Climent does not remember where this premise came from, that “it is just one of the themes that the novel touches on,” but he was clear that “he wanted to play a strange mother, who has two daughters and raises them in her own way and how that "It affects them, it conditions them throughout their lives." And when her husband dies, she starts a new life by going to live in Tuscany. Fifteen years later, the daughters will arrive there, Marga, single who lives in a shared apartment without a defined life or work project, and Remei, the eldest, who until now has had a life defined by everything that is expected: she left. from the town to the capital married to her long-term boyfriend, has a son and is a doctor in a hospital.

But life chokes her and she unexpectedly drags her sister to visit her mother on a trip that "gives them an opportunity to meet again, to rebuild bridges and to dare, above all, to dare to change their lives," says the author. . In the process, the three will remember episodes in their lives that have led them to where they are now, especially the experiences in the town where the young women grew up, Arnes (Terra Alta), on the border with Matarraña, in Aragon. Climent places her here partly because her first work, Gina (L’ Altra, 2019), was already moving to the Ràpita “and she wanted to change a little, but not too much. In Arnes there is more of a route towards Aragón because it is easier to go to Valderrobres than to go down to Tortosa. It's funny because you go ten kilometers further and you're already in Cretas or Beceite, where they speak exactly the same but they don't feel Catalan at all, but rather Aragonese, that amazed me. In the end, they speak a variant of Tortosa, and I made her mother from Tortosa a little to improve my health, but I did get a lot of advice on the Terra Alta variant, which has some differences. “The town is almost like another protagonist, like a watchman all the time. It happens to many Ebrenses that if you want to study you have to leave and then the idea of ​​returning always hovers over you."
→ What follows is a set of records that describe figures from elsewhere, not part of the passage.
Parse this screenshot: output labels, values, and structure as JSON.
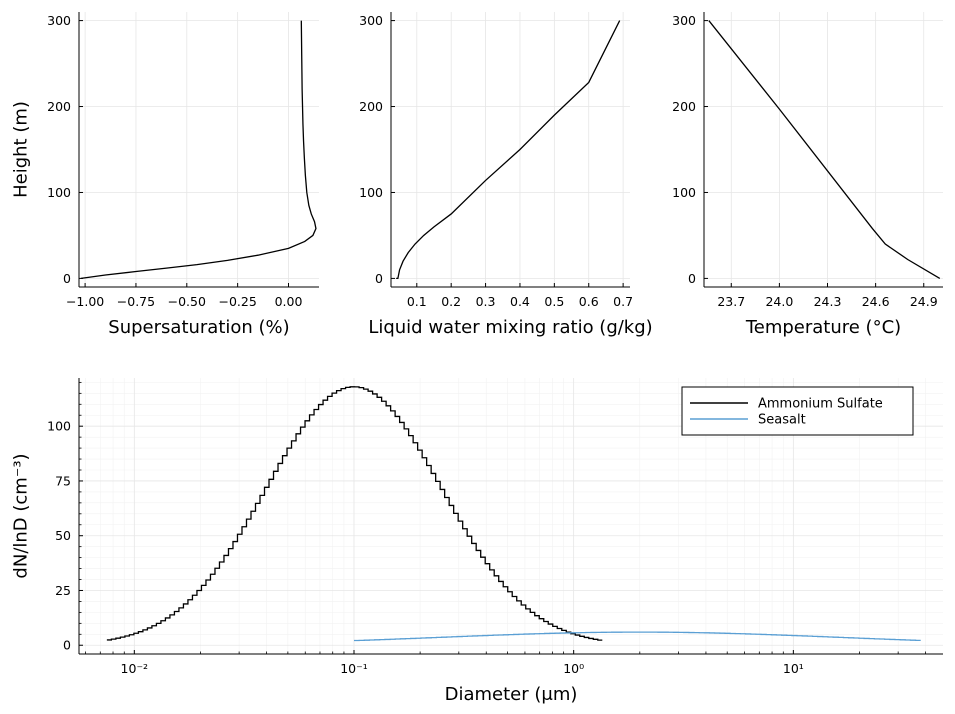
{
  "chart_data": [
    {
      "type": "line",
      "xlabel": "Supersaturation (%)",
      "ylabel": "Height (m)",
      "xlim": [
        -1.03,
        0.15
      ],
      "ylim": [
        -10,
        310
      ],
      "xticks": [
        -1.0,
        -0.75,
        -0.5,
        -0.25,
        0.0
      ],
      "xtick_labels": [
        "−1.00",
        "−0.75",
        "−0.50",
        "−0.25",
        "0.00"
      ],
      "yticks": [
        0,
        100,
        200,
        300
      ],
      "ytick_labels": [
        "0",
        "100",
        "200",
        "300"
      ],
      "grid": true,
      "series": [
        {
          "color": "#000000",
          "x": [
            -1.02,
            -0.9,
            -0.75,
            -0.6,
            -0.45,
            -0.3,
            -0.15,
            0.0,
            0.08,
            0.12,
            0.135,
            0.128,
            0.112,
            0.1,
            0.09,
            0.083,
            0.078,
            0.074,
            0.071,
            0.069,
            0.067,
            0.066,
            0.065,
            0.064,
            0.063
          ],
          "y": [
            0,
            4,
            8,
            12,
            16,
            21,
            27,
            35,
            43,
            50,
            58,
            66,
            75,
            85,
            100,
            120,
            140,
            160,
            180,
            200,
            220,
            240,
            260,
            280,
            300
          ]
        }
      ]
    },
    {
      "type": "line",
      "xlabel": "Liquid water mixing ratio (g/kg)",
      "ylabel": "",
      "xlim": [
        0.025,
        0.72
      ],
      "ylim": [
        -10,
        310
      ],
      "xticks": [
        0.1,
        0.2,
        0.3,
        0.4,
        0.5,
        0.6,
        0.7
      ],
      "xtick_labels": [
        "0.1",
        "0.2",
        "0.3",
        "0.4",
        "0.5",
        "0.6",
        "0.7"
      ],
      "yticks": [
        0,
        100,
        200,
        300
      ],
      "ytick_labels": [
        "0",
        "100",
        "200",
        "300"
      ],
      "grid": true,
      "series": [
        {
          "color": "#000000",
          "x": [
            0.04,
            0.045,
            0.05,
            0.06,
            0.075,
            0.095,
            0.12,
            0.15,
            0.2,
            0.3,
            0.4,
            0.5,
            0.6,
            0.69
          ],
          "y": [
            0,
            0,
            10,
            20,
            30,
            40,
            50,
            60,
            75,
            114,
            150,
            190,
            228,
            300
          ]
        }
      ]
    },
    {
      "type": "line",
      "xlabel": "Temperature (°C)",
      "ylabel": "",
      "xlim": [
        23.53,
        25.02
      ],
      "ylim": [
        -10,
        310
      ],
      "xticks": [
        23.7,
        24.0,
        24.3,
        24.6,
        24.9
      ],
      "xtick_labels": [
        "23.7",
        "24.0",
        "24.3",
        "24.6",
        "24.9"
      ],
      "yticks": [
        0,
        100,
        200,
        300
      ],
      "ytick_labels": [
        "0",
        "100",
        "200",
        "300"
      ],
      "grid": true,
      "series": [
        {
          "color": "#000000",
          "x": [
            23.56,
            24.0,
            24.58,
            24.66,
            24.8,
            25.0
          ],
          "y": [
            300,
            197,
            58,
            40,
            22,
            0
          ]
        }
      ]
    },
    {
      "type": "line",
      "xlabel": "Diameter (μm)",
      "ylabel": "dN/lnD (cm⁻³)",
      "xscale": "log",
      "xlim": [
        0.0056,
        48
      ],
      "ylim": [
        -4,
        122
      ],
      "xticks": [
        0.01,
        0.1,
        1,
        10
      ],
      "xtick_labels": [
        "10⁻²",
        "10⁻¹",
        "10⁰",
        "10¹"
      ],
      "yticks": [
        0,
        25,
        50,
        75,
        100
      ],
      "ytick_labels": [
        "0",
        "25",
        "50",
        "75",
        "100"
      ],
      "grid": true,
      "legend": "top-right",
      "step": true,
      "series": [
        {
          "name": "Ammonium Sulfate",
          "color": "#000000",
          "xmin": 0.0075,
          "xmax": 1.35,
          "bins": 110,
          "peak": 118,
          "mode": 0.1,
          "sigma": 0.4
        },
        {
          "name": "Seasalt",
          "color": "#5a9fd4",
          "xmin": 0.1,
          "xmax": 38,
          "bins": 110,
          "peak": 6,
          "mode": 2.0,
          "sigma": 0.9
        }
      ]
    }
  ]
}
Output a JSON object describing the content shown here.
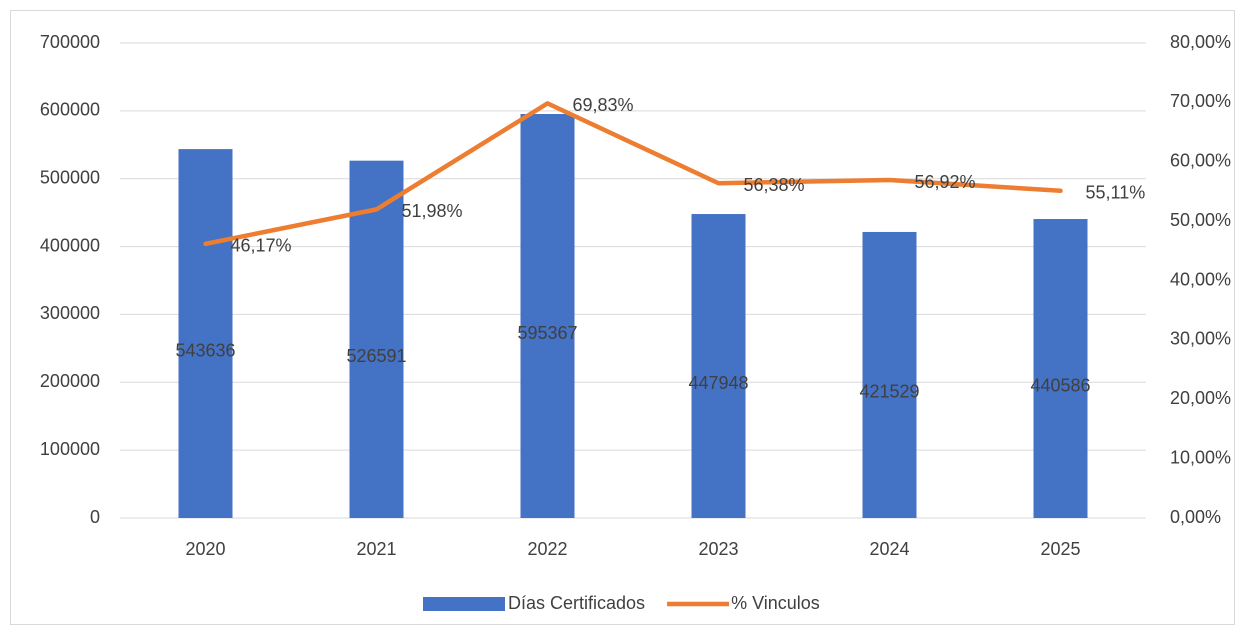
{
  "chart_data": {
    "type": "bar-line",
    "categories": [
      "2020",
      "2021",
      "2022",
      "2023",
      "2024",
      "2025"
    ],
    "series": [
      {
        "name": "Días Certificados",
        "color": "#4472c4",
        "type": "bar",
        "values": [
          543636,
          526591,
          595367,
          447948,
          421529,
          440586
        ]
      },
      {
        "name": "% Vinculos",
        "color": "#ed7d31",
        "type": "line",
        "axis": "y2",
        "values": [
          46.17,
          51.98,
          69.83,
          56.38,
          56.92,
          55.11
        ],
        "value_labels": [
          "46,17%",
          "51,98%",
          "69,83%",
          "56,38%",
          "56,92%",
          "55,11%"
        ]
      }
    ],
    "ylim": [
      0,
      700000
    ],
    "yticks": [
      0,
      100000,
      200000,
      300000,
      400000,
      500000,
      600000,
      700000
    ],
    "y2lim": [
      0,
      80
    ],
    "y2ticks": [
      {
        "value": 0,
        "label": "0,00%"
      },
      {
        "value": 10,
        "label": "10,00%"
      },
      {
        "value": 20,
        "label": "20,00%"
      },
      {
        "value": 30,
        "label": "30,00%"
      },
      {
        "value": 40,
        "label": "40,00%"
      },
      {
        "value": 50,
        "label": "50,00%"
      },
      {
        "value": 60,
        "label": "60,00%"
      },
      {
        "value": 70,
        "label": "70,00%"
      },
      {
        "value": 80,
        "label": "80,00%"
      }
    ],
    "grid": true,
    "legend": "bottom"
  }
}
The novel advances with the voices of the three protagonists, each from their own point of view: “I was interested in capturing how these interfamilial relationships work between two estranged daughters with their mother who are different and similar at the same time, what is genetic and what is learned behavior, and how they are related.” For Climent, the reader “can identify with anyone, because in the end they are three women at different points in life and who have made very different decisions.”
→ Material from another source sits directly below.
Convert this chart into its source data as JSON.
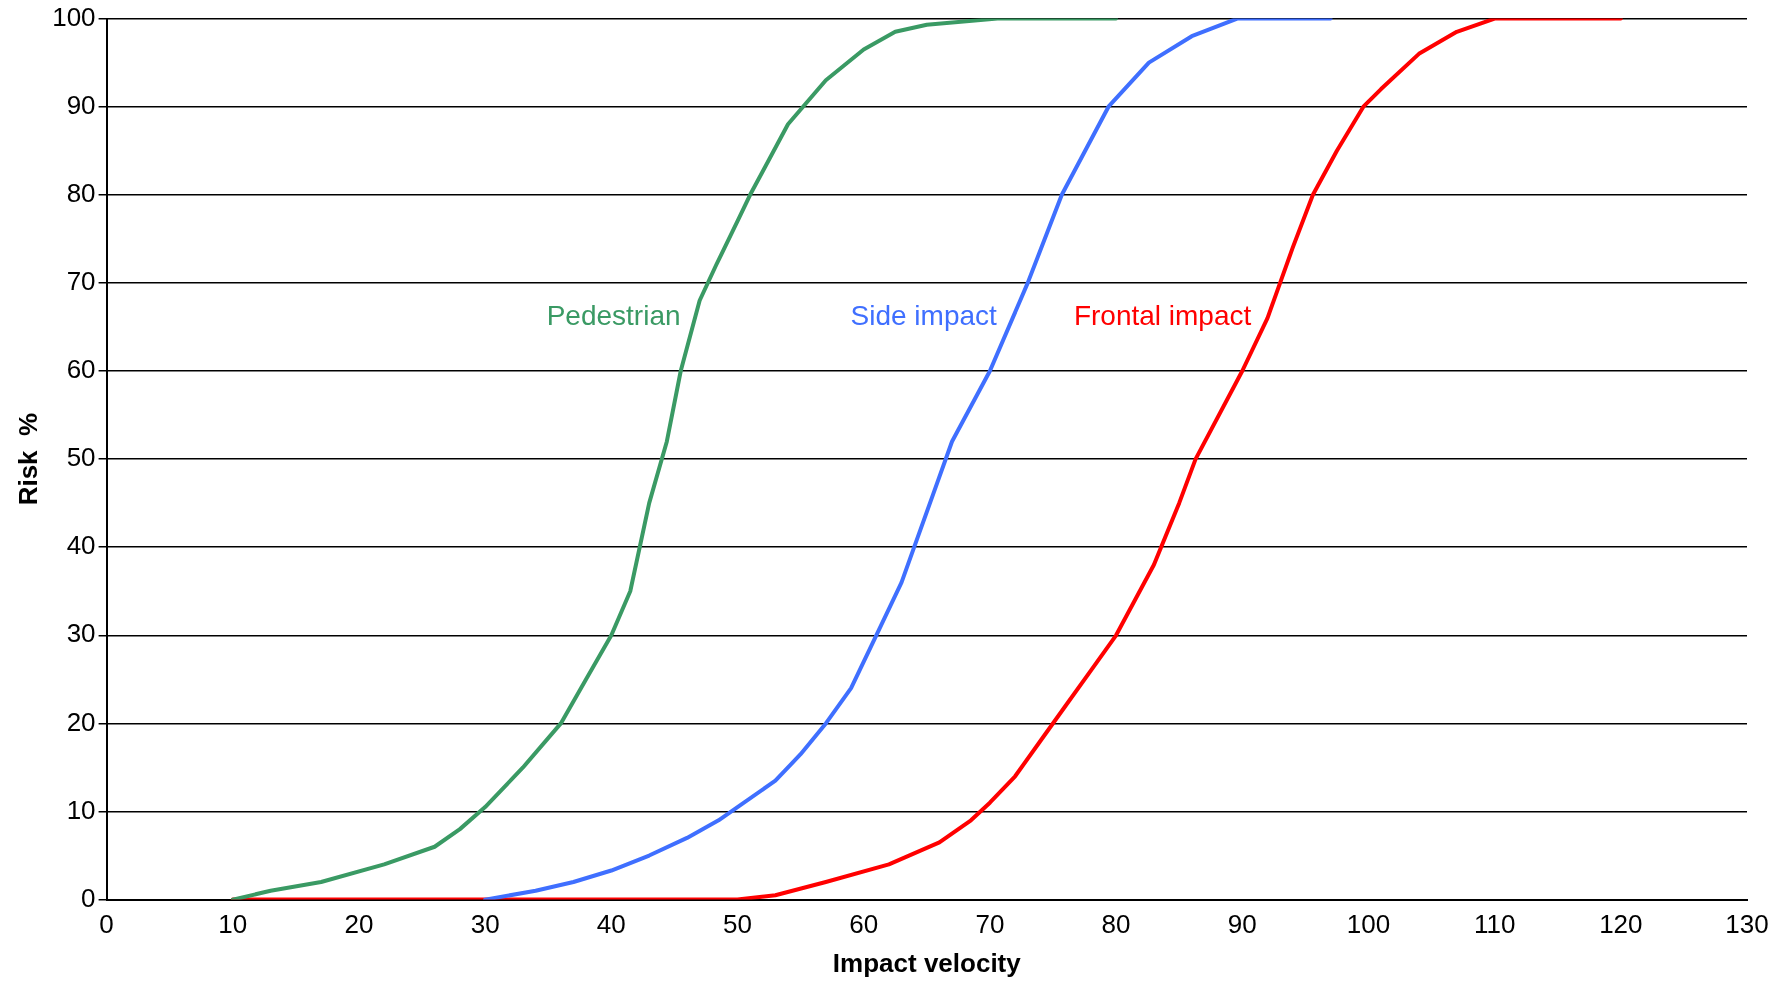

Behind it, there is a very serious story, a great secret: “In many families there are great secrets that have never been talked about, that perhaps everyone in the town knows but not the specific person.” But unlike Gina, where part of the plot was based on her life, “here I have had the freedom to invent everything and that has relaxed me.” In the end, the idea remains that everyone has the right to a second chance, to choose to be who they want to be and overcome the past.